MITRAPOLDA.COM, Belawan – Sejumlah supir truk yang beroperasi di kawasan Pelabuhan Belawan mengeluhkan kinerja operasional perusahaan pengelola terminal peti kemas, PT Belawan New Container Terminal. Para supir menilai pelayanan bongkar muat di terminal tersebut sering mengalami keterlambatan akibat kerusakan alat dan kurangnya koordinasi di lapangan.

Foto: Salah Satu RTG (Rubber Tyred Gantry Crane) no 29 di BNCT Yang Pernah Terbakar Namun Sudah Berbulan Lama nya Kelihatan Tak Ada Perbaikan Sehingga Mengurangi Kapasitas Pelayanan Bongkar Muat di Dalam Pelabuhan Internasional BNCT.
Salah seorang supir truk yang enggan disebutkan namanya mengungkapkan bahwa kondisi tersebut sudah cukup lama terjadi dan berdampak langsung pada penghasilan para supir. Ia mencontohkan keterlambatan yang dialaminya saat melakukan aktivitas muat di terminal.
“Banyak alat di pelabuhan BNCT ini yang rusak, sering terkendala kalau mau muat. Contohnya, saya dari tadi siang jam 16.00 WIB sudah antre, tapi baru dimuat sekitar jam 20.00 WIB. Hal seperti ini membuat trip kami berkurang,” ujarnya kepada wartawan.
Menurutnya, lambatnya proses bongkar muat tidak hanya merugikan para supir, tetapi juga berpotensi menghambat kelancaran distribusi barang dari dan menuju pelabuhan. Para supir yang menggantungkan pendapatan dari jumlah perjalanan (trip) yang mereka lakukan setiap hari mengaku sangat terdampak jika proses muat berlangsung terlalu lama.

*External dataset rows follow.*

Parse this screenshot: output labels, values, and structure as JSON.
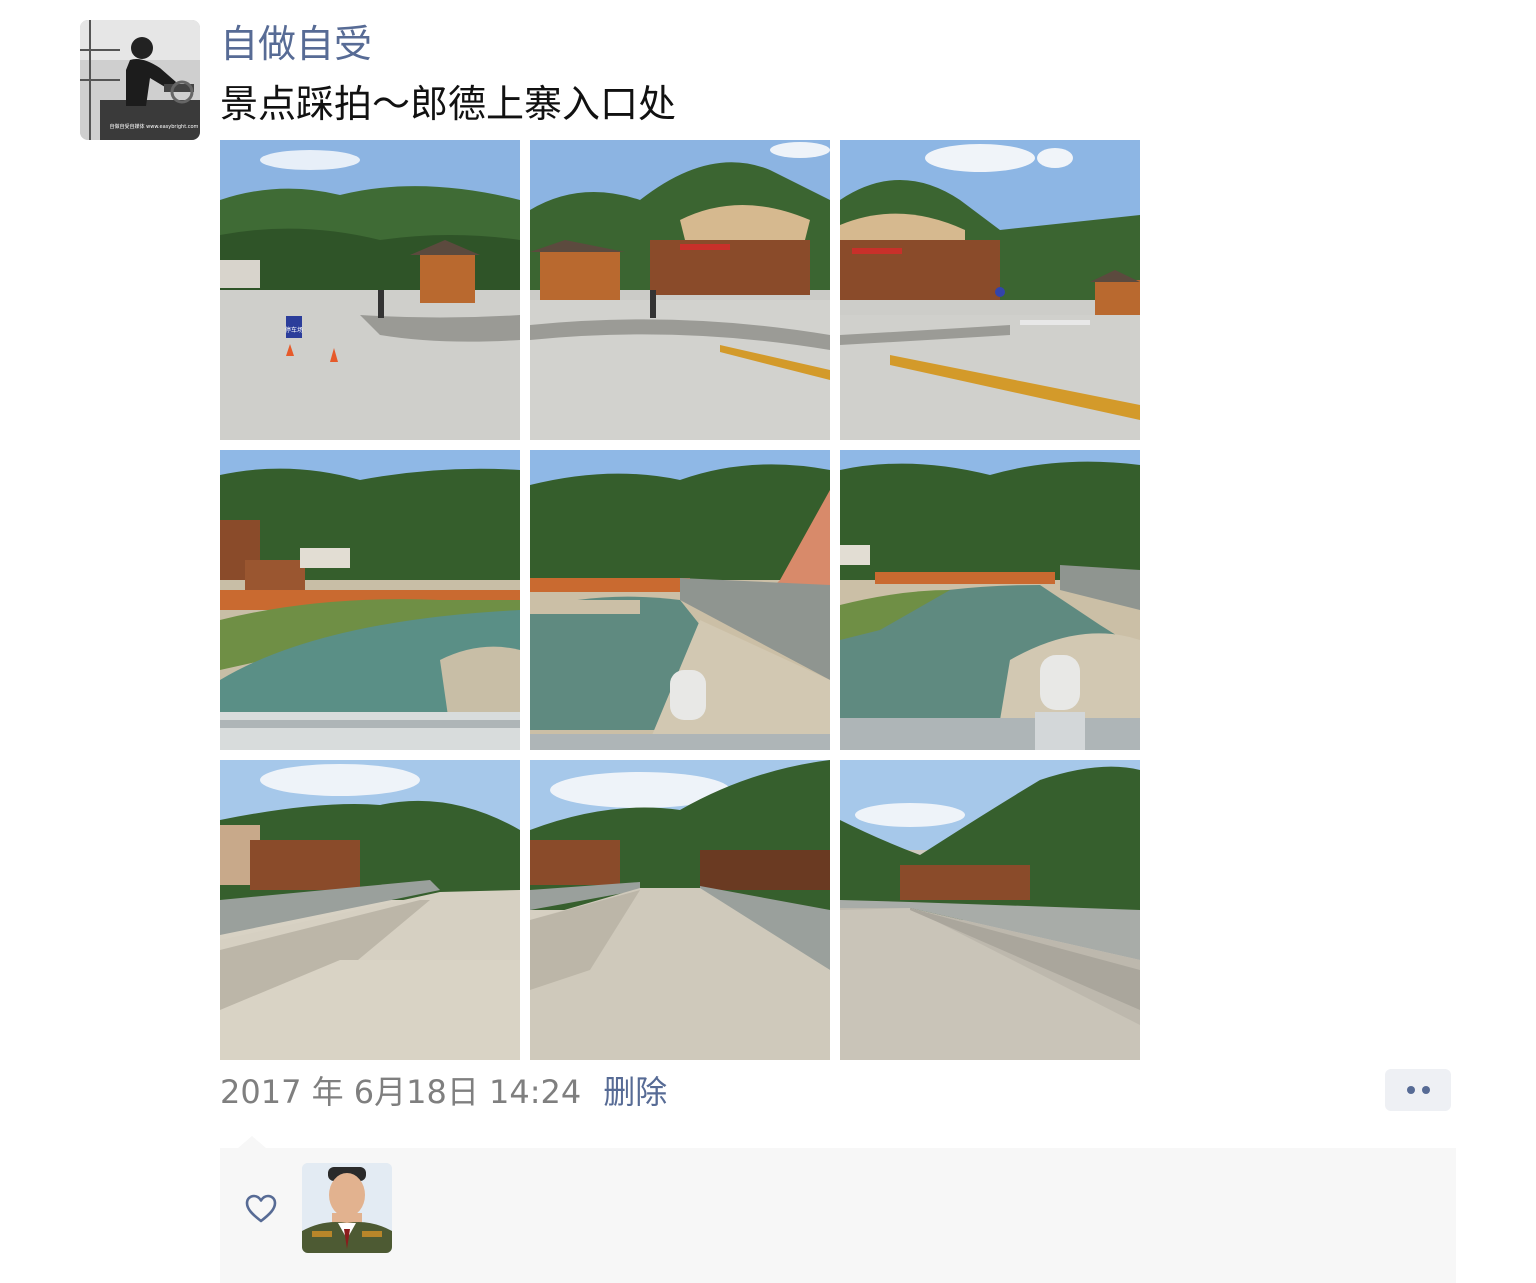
{
  "post": {
    "author_name": "自做自受",
    "text": "景点踩拍～郎德上寨入口处",
    "avatar_watermark": "自做自受自媒体 www.easybright.com",
    "photos": [
      {
        "scene": "plaza-entrance",
        "sign_text": "停车场"
      },
      {
        "scene": "plaza-building"
      },
      {
        "scene": "plaza-building-right"
      },
      {
        "scene": "river-left"
      },
      {
        "scene": "river-center"
      },
      {
        "scene": "river-right"
      },
      {
        "scene": "bridge-left"
      },
      {
        "scene": "bridge-center"
      },
      {
        "scene": "bridge-right"
      }
    ],
    "timestamp": "2017 年 6月18日 14:24",
    "delete_label": "删除"
  },
  "likes": {
    "icon": "heart-icon",
    "users": [
      {
        "avatar": "officer-portrait"
      }
    ]
  },
  "colors": {
    "link": "#576b95",
    "panel_bg": "#f7f7f7",
    "meta_text": "#7f7f7f"
  }
}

Ia menambahkan bahwa kondisi tersebut menimbulkan ketidakpuasan di kalangan supir truk yang setiap hari bekerja di kawasan pelabuhan. Para supir berharap pihak manajemen segera melakukan pembenahan terhadap peralatan operasional yang rusak agar aktivitas bongkar muat dapat berjalan lebih cepat dan efisien.
“Kalau alat sering rusak dan antrean lama, otomatis trip kami berkurang. Padahal penghasilan kami tergantung dari banyaknya perjalanan yang bisa dilakukan dalam sehari,” tambahnya.
Keluhan serupa juga disampaikan oleh beberapa pekerja lainnya yang berada di lingkungan pelabuhan. Mereka menilai masih kurangnya koordinasi dan komunikasi serta kepedulian manajemen BNCT pengambil kebijakan di dalam operasional terminal, yang kerap menyebabkan keterlambatan dalam proses bongkar muat peti kemas.
Para pekerja berharap manajemen PT Pelindo dalam hal ini sebagai pemegang kuasa wilayah pelabuhan dapat segera melakukan evaluasi menyeluruh terhadap sistem operasional di Pelabuhan Internasional Belawan News Continer Terminal (BNCT), termasuk memastikan kesiapan alat penunjang operasional dan meningkatkan koordinasi antar bagian.
Pelabuhan Belawan sendiri merupakan salah satu pintu gerbang utama aktivitas logistik dan perdagangan di wilayah Sumatera Utara, khususnya di Medan dan sekitarnya. Oleh karena itu, kelancaran operasional di terminal peti kemas sangat penting untuk mendukung aktivitas ekonomi dan distribusi barang di kawasan tersebut.
Para supir dan pekerja berharap ke depan pihak pengelola terminal dapat meningkatkan pelayanan, memperbaiki fasilitas yang rusak, serta memperkuat koordinasi internal agar aktivitas bongkar muat di pelabuhan dapat berjalan lebih lancar dan profesional.